Sağlık çalışanları olarak sadece haklarını ve emeklerinin karşılığını istediklerini söyleyen Demir, şunları kaydetti: "Sağlığı bile bozulan sağlık çalışanlarının seslerine kulak veren onların bu feryadını dinleyecek bir muhatap dahi ne hikmetse ortada yoktur. Soruyoruz Üniversite Hastanesi çalışanlarının sesine neden kulak verilmemektedir? İlgililer niçin bu konuda bu kadar duyarsız kalarak adeta direnç göstermektedirler? Biz Hiç kimseden dünyaları istemiyoruz, sadece hakkımızı ve emeğimizin karşılığını talep ediyoruz. Taleplerimiz; Sütçü İmam Üniversitesi Hastanesi'nin sesine kulak verilsin. Hemşire eksikliği acilen giderilsin. Çalışma koşulları düzeltilsin. İnsani bir bakım hizmetinin sunulacağı çalışma şartları oluşturulsun. Kurum ve hemşirelerimizin çalışma koşullarını düzeltecek sayıda Kadro ivedilikle sağlansın. Artı mesailerden vazgeçilsin. Farklı birimlere sürekli çekilerek, çalışanların hayat kalitesini ve standardını bozan uygulamadan vazgeçilsin. Hemşirelerimizin ve tüm çalışanlarımızın robot değil insan olduğu unutulmasın. Döner sermayeler çalışma koşulları göz önüne alınarak en üst seviyeden verilsin ve düzenli olarak dağıtılsın. Bunlarda en tabi hakkımızdır."

 

 

'ÜCRETLER HİZMETİN GEREĞİNE GÖRE ARTTIRILMALIDIR'

Ücretlerin hizmetin gereği ve kurumun özelliği dikkate alınarak arttırılması gerektiğini belirten Demir, sözlerinin devamında şunları dedi: "Sağlık sistemi içeresinde yer alan sağlık kuruluşlarından biri olan Üniversite Hastaneleri 3. Basamak sağlık kurumu olma nedeni ile en komplike vakaların tedavi edildiği ve başvurduğu ileri düzeyde sağlık hizmeti sunan kuruluşlardır. Eğitim ve araştırma yapan kuruluş olma sıfatı ile de önemli bir rol üstlenmiştir. Ücretlerde hizmetin gereği ve kurumun özelliği dikkat alınarak arttırılmalıdır. Bir sağlık çalışanın yıllık izinlerinin tamamını kullanamamasından dolayı, parçalı aldığı yıllık izinlerde döner sermaye kesintisinden kaynaklı maddi kaybın fazla olmasından dolayı yeni bir düzenleme ile bu duruma son verilmelidir. Döner sermaye yönetmeliğindeki dağıtım oranlarında adilane bir iyileştirme yapılmalıdır.
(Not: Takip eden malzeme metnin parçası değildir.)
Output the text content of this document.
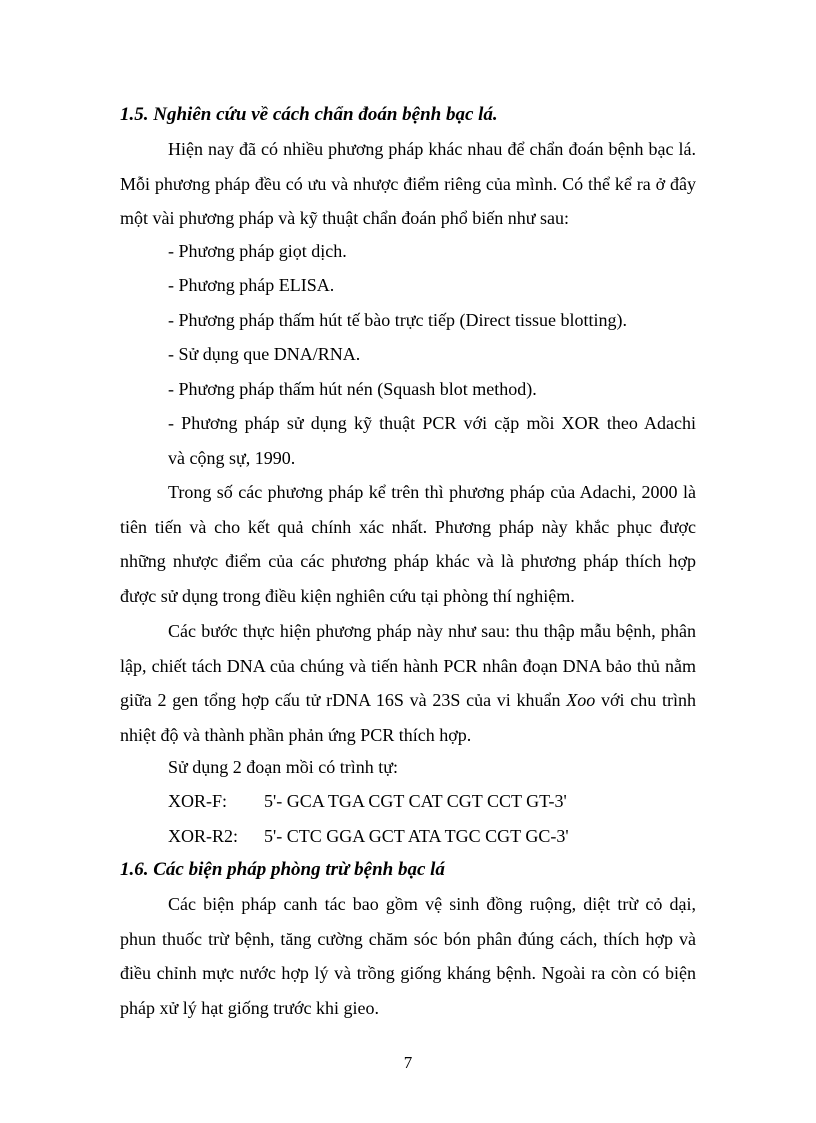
1.5. Nghiên cứu về cách chẩn đoán bệnh bạc lá.

Hiện nay đã có nhiều phương pháp khác nhau để chẩn đoán bệnh bạc lá. Mỗi phương pháp đều có ưu và nhược điểm riêng của mình. Có thể kể ra ở đây một vài phương pháp và kỹ thuật chẩn đoán phổ biến như sau:

- Phương pháp giọt dịch.

- Phương pháp ELISA.

- Phương pháp thấm hút tế bào trực tiếp (Direct tissue blotting).

- Sử dụng que DNA/RNA.

- Phương pháp thấm hút nén (Squash blot method).

- Phương pháp sử dụng kỹ thuật PCR với cặp mồi XOR theo Adachi

và cộng sự, 1990.

Trong số các phương pháp kể trên thì phương pháp của Adachi, 2000 là tiên tiến và cho kết quả chính xác nhất. Phương pháp này khắc phục được những nhược điểm của các phương pháp khác và là phương pháp thích hợp được sử dụng trong điều kiện nghiên cứu tại phòng thí nghiệm.

Các bước thực hiện phương pháp này như sau: thu thập mẫu bệnh, phân lập, chiết tách DNA của chúng và tiến hành PCR nhân đoạn DNA bảo thủ nằm giữa 2 gen tổng hợp cấu tử rDNA 16S và 23S của vi khuẩn Xoo với chu trình nhiệt độ và thành phần phản ứng PCR thích hợp.

Sử dụng 2 đoạn mồi có trình tự:

XOR-F: 5'- GCA TGA CGT CAT CGT CCT GT-3'

XOR-R2: 5'- CTC GGA GCT ATA TGC CGT GC-3'

1.6. Các biện pháp phòng trừ bệnh bạc lá

Các biện pháp canh tác bao gồm vệ sinh đồng ruộng, diệt trừ cỏ dại, phun thuốc trừ bệnh, tăng cường chăm sóc bón phân đúng cách, thích hợp và điều chỉnh mực nước hợp lý và trồng giống kháng bệnh. Ngoài ra còn có biện pháp xử lý hạt giống trước khi gieo.

7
Ek göstergeler 3 bin 600'e çıkarılmalıdır. Döner sermayelerin emekliliğe yansıtılması için düzenleme yapılması. Yüksek lisansını ve doktorasını bitiren hemşirelerin, bu durumlarının maaş, derece ve kıdemlerine yansıtılmalıdır. Üniversite hastanesi çalışanlarına da Sağlık Bakanlığı Hastanesindeki emsalleri gibi eş durumu tayinlerinde düzenleme yapılmalıdır. İşin ve hizmetin gerekliliği, komplike hastalara verilen hizmetten dolayı tüm birimlerin özellikli birim statüsünde kabul edilmesi için yeni bir düzenleme hayata geçmelidir. Fiili hizmet ve risk tazminatı verilmelidir. Nöbet tutmanın yıpranma payındaki etkisinin göz ardı edilmemesi ve nöbetten çıkma süresi ile ilgili yeni bir düzenleme yapılması, düzenlemede kurum insiyatifinden ziyade kişi tercihinin göz önüne alınması gereklidir. Nöbet ücretlerinin adil bir oranda artırılması, Adil ücret, insanca yaşam şartlarının sağlık çalışanları için acilen oluşturulması zaruridir."

 

'SORUNLARA ÇÖZÜM BULUNMASI ADINA İŞ BIRAKTIK'

Türk Sağlık-Sen olarak kurum yöneticileri ile görüşmelerinde defalarca dile getirdikleri sorunlara, çözüm bulunamaması nedeni ile bugün tüm çalışanlar tek yürek olarak sorunlarına çözüm bulma adına iş bıraktıklarını ifade eden Demir, "Kurumun yaşaması ve ayakta durması için tüm çalışanlar insan üstü bir çaba ve gayretle çalışıyorsa, kurumda çalışanını göz ardı etmeyecek, taleplerini karşılayacak. Aksi takdirde çalışanlardan verim beklemek imkansız olacaktır. Kurum idari kurulda mutabakata varılan konuların hiçbir tanesi uygulanmaya geçmemiştir. Çalışanların feryadına sessiz kalmakla neyi çözeceklerdir. İdareciler çalışanlarını neden muhatap almazlar, çözüm önerilerini tartışmazlar, öneri sunmazlar ve çalışanı kendi kaderi ile baş başa bırakma yolunu tercih ederler. Buradan idarecilerimize sesleniyoruz, çalışanlarınızın sesine ve feryadına kulak verin, sorunlarına çözüm üretin. Her birimden bir çalışan temsilcisi seçin, sendika olarak yine buradan Sağlık Bakanımıza ve Maliye Bakanımıza YÖK'e sesleniyoruz. Üniversiteler özerk yapılarından dolayı 3. Basamak sağlık hizmeti sunan kurumlardır."